= Ethan Kenning =

American singer, songwriter and musician (born 1943)

Charles Ethan Kenning (born August 19, 1943 in Chicago, Illinois) is an American singer, songwriter and musician who performed as George Edwards when he led 1960s acid rock band, H. P. Lovecraft. He was adopted as a child and brought up under the name George Edwards. He reverted to his birth name of Ethan Kenning in his mid-30s.

In the mid-1960s he performed folk and blues music in clubs in Chicago and as a session singer with Dunwich Records. He released an unsuccessful version of The Beatles' "Norwegian Wood" on Dunwich Records in 1966, before forming a new band, H. P. Lovecraft. The band featured striking vocal harmonies between Edwards and the classically-trained Dave Michaels and atmospheric instrumentation and effects on songs. Some of the band's songs were co-written by Edwards, including some inspired by the writings of the author of the same name. The band released two albums, H. P. Lovecraft in 1967 and H. P. Lovecraft II in 1968 before splitting up in early 1969. Edwards then worked for a time as a music show promoter, before he and original H.P. Lovecraft drummer Michael Tegza formed a new band, Lovecraft. Edwards left this band after their first album.
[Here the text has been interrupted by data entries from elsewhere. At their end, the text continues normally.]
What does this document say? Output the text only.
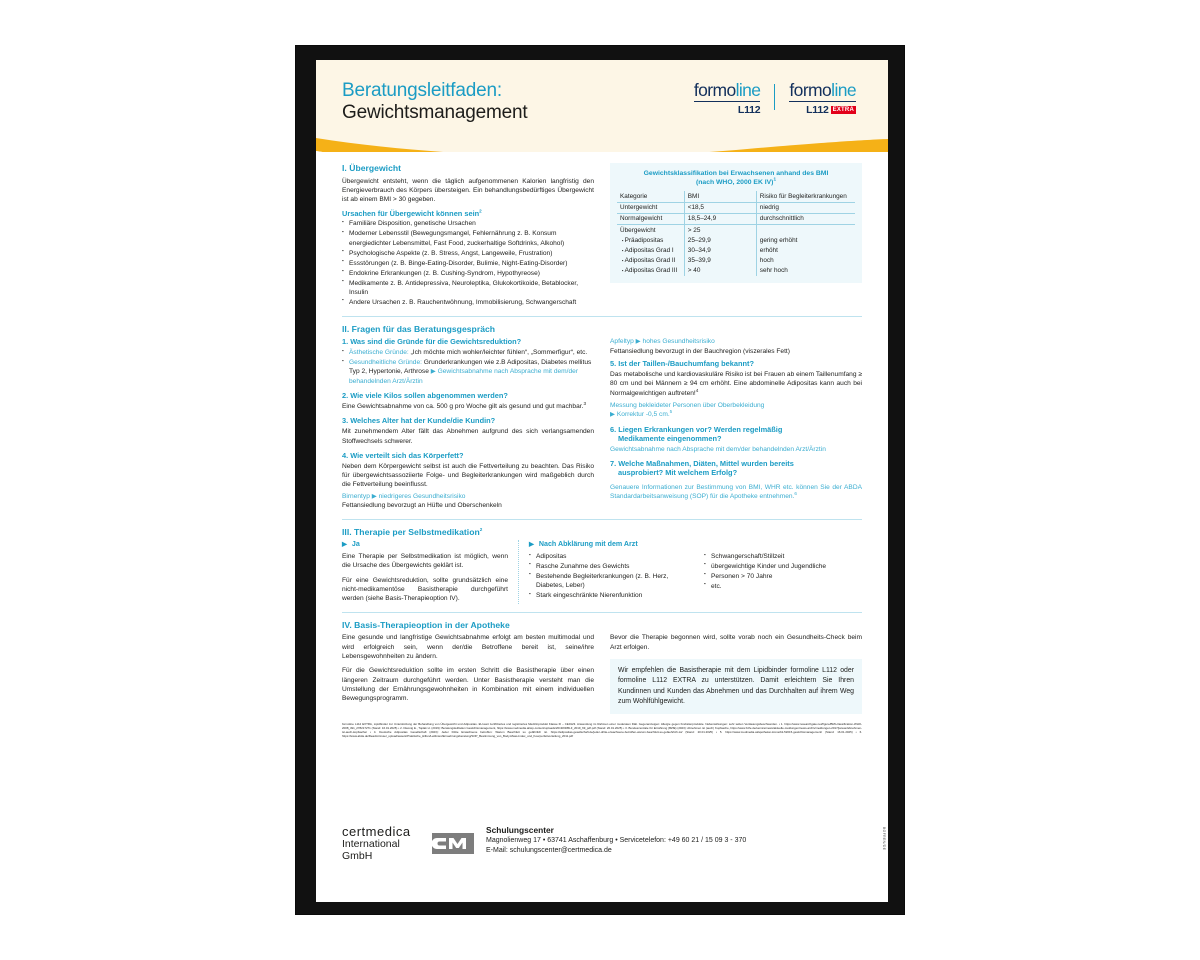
Beratungsleitfaden:
Gewichtsmanagement
formoline
L112
formoline
L112 EXTRA
I. Übergewicht

Übergewicht entsteht, wenn die täglich aufgenommenen Kalorien langfristig den Energieverbrauch des Körpers übersteigen. Ein behandlungsbedürftiges Übergewicht ist ab einem BMI > 30 gegeben.

Ursachen für Übergewicht können sein$^2$
▪ Familiäre Disposition, genetische Ursachen
▪ Moderner Lebensstil (Bewegungsmangel, Fehlernährung z. B. Konsum energiedichter Lebensmittel, Fast Food, zuckerhaltige Softdrinks, Alkohol)
▪ Psychologische Aspekte (z. B. Stress, Angst, Langeweile, Frustration)
▪ Essstörungen (z. B. Binge-Eating-Disorder, Bulimie, Night-Eating-Disorder)
▪ Endokrine Erkrankungen (z. B. Cushing-Syndrom, Hypothyreose)
▪ Medikamente z. B. Antidepressiva, Neuroleptika, Glukokortikoide, Betablocker, Insulin
▪ Andere Ursachen z. B. Rauchentwöhnung, Immobilisierung, Schwangerschaft
Gewichtsklassifikation bei Erwachsenen anhand des BMI
(nach WHO, 2000 EK IV)$^1$
Kategorie	BMI	Risiko für Begleiterkrankungen
Untergewicht	<18,5	niedrig
Normalgewicht	18,5–24,9	durchschnittlich
Übergewicht	> 25	
▪ Präadipositas	25–29,9	gering erhöht
▪ Adipositas Grad I	30–34,9	erhöht
▪ Adipositas Grad II	35–39,9	hoch
▪ Adipositas Grad III	> 40	sehr hoch
II. Fragen für das Beratungsgespräch
1. Was sind die Gründe für die Gewichtsreduktion?
▪ Ästhetische Gründe: „Ich möchte mich wohler/leichter fühlen“, „Sommerfigur“, etc.
▪ Gesundheitliche Gründe: Grunderkrankungen wie z.B Adipositas, Diabetes mellitus Typ 2, Hypertonie, Arthrose ▶ Gewichtsabnahme nach Absprache mit dem/der behandelnden Arzt/Ärztin
2. Wie viele Kilos sollen abgenommen werden?

Eine Gewichtsabnahme von ca. 500 g pro Woche gilt als gesund und gut machbar.$^3$

3. Welches Alter hat der Kunde/die Kundin?

Mit zunehmendem Alter fällt das Abnehmen aufgrund des sich verlangsamenden Stoffwechsels schwerer.

4. Wie verteilt sich das Körperfett?

Neben dem Körpergewicht selbst ist auch die Fettverteilung zu beachten. Das Risiko für übergewichtsassoziierte Folge- und Begleiterkrankungen wird maßgeblich durch die Fettverteilung beeinflusst.

Birnentyp ▶ niedrigeres Gesundheitsrisiko

Fettansiedlung bevorzugt an Hüfte und Oberschenkeln

Apfeltyp ▶ hohes Gesundheitsrisiko

Fettansiedlung bevorzugt in der Bauchregion (viszerales Fett)

5. Ist der Taillen-/Bauchumfang bekannt?

Das metabolische und kardiovaskuläre Risiko ist bei Frauen ab einem Taillenumfang ≥ 80 cm und bei Männern ≥ 94 cm erhöht. Eine abdominelle Adipositas kann auch bei Normalgewichtigen auftreten!$^4$

Messung bekleideter Personen über Oberbekleidung

▶ Korrektur -0,5 cm.$^5$

6. Liegen Erkrankungen vor? Werden regelmäßig
Medikamente eingenommen?

Gewichtsabnahme nach Absprache mit dem/der behandelnden Arzt/Ärztin

7. Welche Maßnahmen, Diäten, Mittel wurden bereits
ausprobiert? Mit welchem Erfolg?

Genauere Informationen zur Bestimmung von BMI, WHR etc. können Sie der ABDA Standardarbeitsanweisung (SOP) für die Apotheke entnehmen.$^6$

III. Therapie per Selbstmedikation$^2$
▶ Ja

Eine Therapie per Selbstmedikation ist möglich, wenn die Ursache des Übergewichts geklärt ist.

Für eine Gewichtsreduktion, sollte grundsätzlich eine nicht-medikamentöse Basistherapie durchgeführt werden (siehe Basis-Therapieoption IV).

▶ Nach Abklärung mit dem Arzt
▪ Adipositas
▪ Rasche Zunahme des Gewichts
▪ Bestehende Begleiterkrankungen (z. B. Herz, Diabetes, Leber)
▪ Stark eingeschränkte Nierenfunktion
▪ Schwangerschaft/Stillzeit
▪ übergewichtige Kinder und Jugendliche
▪ Personen > 70 Jahre
▪ etc.
IV. Basis-Therapieoption in der Apotheke

Eine gesunde und langfristige Gewichtsabnahme erfolgt am besten multimodal und wird erfolgreich sein, wenn der/die Betroffene bereit ist, seine/ihre Lebensgewohnheiten zu ändern.

Für die Gewichtsreduktion sollte im ersten Schritt die Basistherapie über einen längeren Zeitraum durchgeführt werden. Unter Basistherapie versteht man die Umstellung der Ernährungsgewohnheiten in Kombination mit einem individuellen Bewegungsprogramm.

Bevor die Therapie begonnen wird, sollte vorab noch ein Gesundheits-Check beim Arzt erfolgen.

Wir empfehlen die Basistherapie mit dem Lipidbinder formoline L112 oder formoline L112 EXTRA zu unterstützen. Damit erleichtern Sie Ihren Kundinnen und Kunden das Abnehmen und das Durchhalten auf ihrem Weg zum Wohlfühlgewicht.

formoline L112 EXTRA, Lipidbinder zur Unterstützung der Behandlung von Übergewicht und Adipositas. EU-weit zertifiziertes und registriertes Medizinprodukt Klasse III – CE0123. Anwendung im Rahmen einer moderaten Diät. Gegenanzeigen: Allergie gegen Krebstierprodukte. Nebenwirkungen: sehr selten Verdauungsbeschwerden. • 1. https://www.researchgate.net/figure/BMI-classification-WHO-2008_tbl1_278217271 (Stand: 16.01.2025) • 2. Dwonig E., Toplak H. (2019): Beratungsleitfaden Gewichtsmanagement, https://www.medmedia.at/wp-content/uploads/2019/03/BLF_2019_69_pdf.pdf (Stand: 20.01.2025) • 3. Bundeszentrale für Ernährung (BZfE) (2023): Abnehmen ist (auch) Kopfsache, https://www.bzfe.de/service/news/aktuelle-meldungen/news-archiv/meldungen-2017/januar/abnehmen-ist-auch-kopfsache/ • 4. Deutsche Adipositas Gesellschaft (2023): Jeder Dritte Erwachsene betroffen: Warum Bauchfett so gefährlich ist. https://adipositas-gesellschaft.de/jeder-dritte-erwachsene-betroffen-warum-bauchfett-so-gefaehrlich-ist/ (Stand: 20.01.2025) • 5. https://www.medmedia.at/apotheker-krone/bit-52015-gewichtsmanagement/ (Stand: 16.01.2025) • 6. https://www.abda.de/fileadmin/user_upload/assets/Praktische_Hilfen/Leitlinien/Ernaehrungsberatung/SOP_Bestimmung_von_Body-Mass-Index_und_Koerperfettverteilung_2011.pdf
certmedica
International GmbH
Schulungscenter
Magnolienweg 17 • 63741 Aschaffenburg • Servicetelefon: +49 60 21 / 15 09 3 - 370
E-Mail: schulungscenter@certmedica.de
BGFREN/DE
Edwards, later known as Ethan Kenning , then worked in music production in California and in writing and producing TV and radio commercials. He won two Clio Awards for Levi's commercials with Doc Watson and Leon Redbone and also produced commercials for Taco Bell, Bank of America, and others. He has also worked occasionally with Dave Michaels. More recently he has worked as manager and producer of improvisational singer Rhiannon.

A fictional portrayal of George Edwards appears as the central character in Harry Turtledove's short horror-adventure story "The Fillmore Shoggoth," where a performance of the Lovecraft tribute band is disrupted when Lovecraftian monsters attack the theater.